Matter of Jaylin S. (Jasmine E.T.)

Matter of Jaylin S. (Jasmine E.T.) (2020 NY Slip Op 05606)
Matter of Jaylin S. (Jasmine E.T.)
2020 NY Slip Op 05606
Decided on October 08, 2020
Appellate Division, First Department
Published by New York State Law Reporting Bureau pursuant to Judiciary Law § 431.
This opinion is uncorrected and subject to revision before publication in the Official Reports.


Decided and Entered: October 08, 2020
Before: Kapnick, J.P., Oing, Scarpulla, Shulman, JJ.

Docket No. NN49512/16 Appeal No. 11960-11960A Case No. 2019-03207

[*1]In re Jaylin S. a Child Under the Age of 18 Years, etc., Jasmine E.T., Respondent-Appellant. Shannon R., Respondent, Administration for Children's Services, Petitioner-Respondent.

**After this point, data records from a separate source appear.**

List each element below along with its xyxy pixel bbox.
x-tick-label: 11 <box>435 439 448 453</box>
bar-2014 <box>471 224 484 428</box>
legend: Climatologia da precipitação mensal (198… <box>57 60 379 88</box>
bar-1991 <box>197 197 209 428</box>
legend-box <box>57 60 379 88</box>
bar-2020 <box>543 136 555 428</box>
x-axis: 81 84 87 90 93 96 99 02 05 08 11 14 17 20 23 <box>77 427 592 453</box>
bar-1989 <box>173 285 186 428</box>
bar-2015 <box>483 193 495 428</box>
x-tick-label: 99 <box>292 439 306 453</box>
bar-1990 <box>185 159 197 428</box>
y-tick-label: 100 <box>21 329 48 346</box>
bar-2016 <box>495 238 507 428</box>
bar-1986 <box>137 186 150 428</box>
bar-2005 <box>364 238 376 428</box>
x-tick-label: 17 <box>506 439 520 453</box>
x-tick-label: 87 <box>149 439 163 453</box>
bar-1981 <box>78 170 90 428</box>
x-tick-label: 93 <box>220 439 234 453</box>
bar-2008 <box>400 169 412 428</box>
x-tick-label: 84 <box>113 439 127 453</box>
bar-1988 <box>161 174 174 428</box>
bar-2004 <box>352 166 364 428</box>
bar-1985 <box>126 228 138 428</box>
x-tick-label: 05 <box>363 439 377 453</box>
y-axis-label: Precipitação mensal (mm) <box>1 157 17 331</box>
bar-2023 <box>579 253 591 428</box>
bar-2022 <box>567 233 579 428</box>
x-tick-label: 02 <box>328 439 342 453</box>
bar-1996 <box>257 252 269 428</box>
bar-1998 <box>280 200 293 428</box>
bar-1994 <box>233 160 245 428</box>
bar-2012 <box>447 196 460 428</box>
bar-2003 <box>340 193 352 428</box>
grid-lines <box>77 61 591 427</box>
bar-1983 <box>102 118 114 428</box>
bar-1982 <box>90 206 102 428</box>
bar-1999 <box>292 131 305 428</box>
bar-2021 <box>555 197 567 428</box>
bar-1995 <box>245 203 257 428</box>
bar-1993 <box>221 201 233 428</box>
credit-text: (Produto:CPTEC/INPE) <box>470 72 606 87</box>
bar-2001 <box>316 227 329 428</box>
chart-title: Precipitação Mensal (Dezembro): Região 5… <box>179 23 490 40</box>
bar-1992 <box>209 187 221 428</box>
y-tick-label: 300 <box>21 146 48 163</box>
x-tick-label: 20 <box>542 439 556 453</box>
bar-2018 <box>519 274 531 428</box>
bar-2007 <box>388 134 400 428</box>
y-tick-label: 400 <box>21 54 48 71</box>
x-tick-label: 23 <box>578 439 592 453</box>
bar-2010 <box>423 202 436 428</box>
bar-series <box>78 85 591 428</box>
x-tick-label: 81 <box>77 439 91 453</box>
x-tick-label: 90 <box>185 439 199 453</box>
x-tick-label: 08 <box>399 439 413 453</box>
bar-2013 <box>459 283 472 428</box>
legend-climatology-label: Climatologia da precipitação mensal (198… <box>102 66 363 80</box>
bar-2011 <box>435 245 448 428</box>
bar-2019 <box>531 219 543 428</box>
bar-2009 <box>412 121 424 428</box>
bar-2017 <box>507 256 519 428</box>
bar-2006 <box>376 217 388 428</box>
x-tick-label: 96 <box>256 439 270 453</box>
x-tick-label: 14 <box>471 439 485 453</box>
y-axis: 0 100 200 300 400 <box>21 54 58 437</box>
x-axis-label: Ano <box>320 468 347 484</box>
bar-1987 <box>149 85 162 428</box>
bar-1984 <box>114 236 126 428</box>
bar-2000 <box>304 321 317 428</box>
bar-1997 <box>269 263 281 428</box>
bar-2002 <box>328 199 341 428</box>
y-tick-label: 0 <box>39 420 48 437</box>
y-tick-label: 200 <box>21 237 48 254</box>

Larry S. Bachner, New York, for appellant.

James E. Johnson, Corporation Counsel, New York (Ellen Ravitch of counsel), for respondent.

Dawne A. Mitchell, The Legal Aid Society, New York (Diane Pazar of counsel), attorney for the child.



Order of disposition, Family Court, New York County (Clark V. Richardson, J.), entered on or about March 19, 2019, to the extent it brings up for review a fact-finding order, same court and Judge, entered on or about January 22, 2019, which found that respondent mother neglected the subject child, unanimously reversed, on the law and the facts, without costs, the fact-finding determination vacated and the petition dismissed. Appeal from fact-finding order unanimously dismissed, without costs, as subsumed in the appeal from the order of disposition.

The finding of neglect was not supported by a preponderance of the evidence. "Unsworn out-of-court statements of the victim may be received and, if properly corroborated, will support a finding of abuse or neglect" (Matter of Peter G., 6 AD3d 201, 203 [1st Dept 2004] [internal quotation marks omitted], citing Family Ct Act § 1046 [a] [vi]). Here, the child's out-of-court statement made during his videotaped interview with an investigator from the the Child Advocacy Center, that respondent bit him on the right shoulder during a January 2017 incident, was not sufficiently corroborated (see Matter of Selena R. [Joseph L.], 81 AD3d 449, 450 [1st Dept 2011], lv denied 16 NY3d 714 [2011] ["the testimony offered in support of the claim that respondent inflicted excessive corporal punishment on the children failed to establish by a preponderance of the evidence the necessary elements of the charge"]; see also Nicholson v Scoppetta, 3 NY3d 357 [2004]). Although medical findings confirmed that the child sustained injuries that were consistent with a bite mark, those findings in no way connected those marks to respondent. Further, there is no dispute that the child told respondent that he was going to make false allegations against her to the Administration for Children's Services while the fact-finding hearing was pending, rendering his overall credibility quite impaired.

THIS CONSTITUTES THE DECISION AND ORDER

OF THE SUPREME COURT, APPELLATE DIVISION, FIRST DEPARTMENT.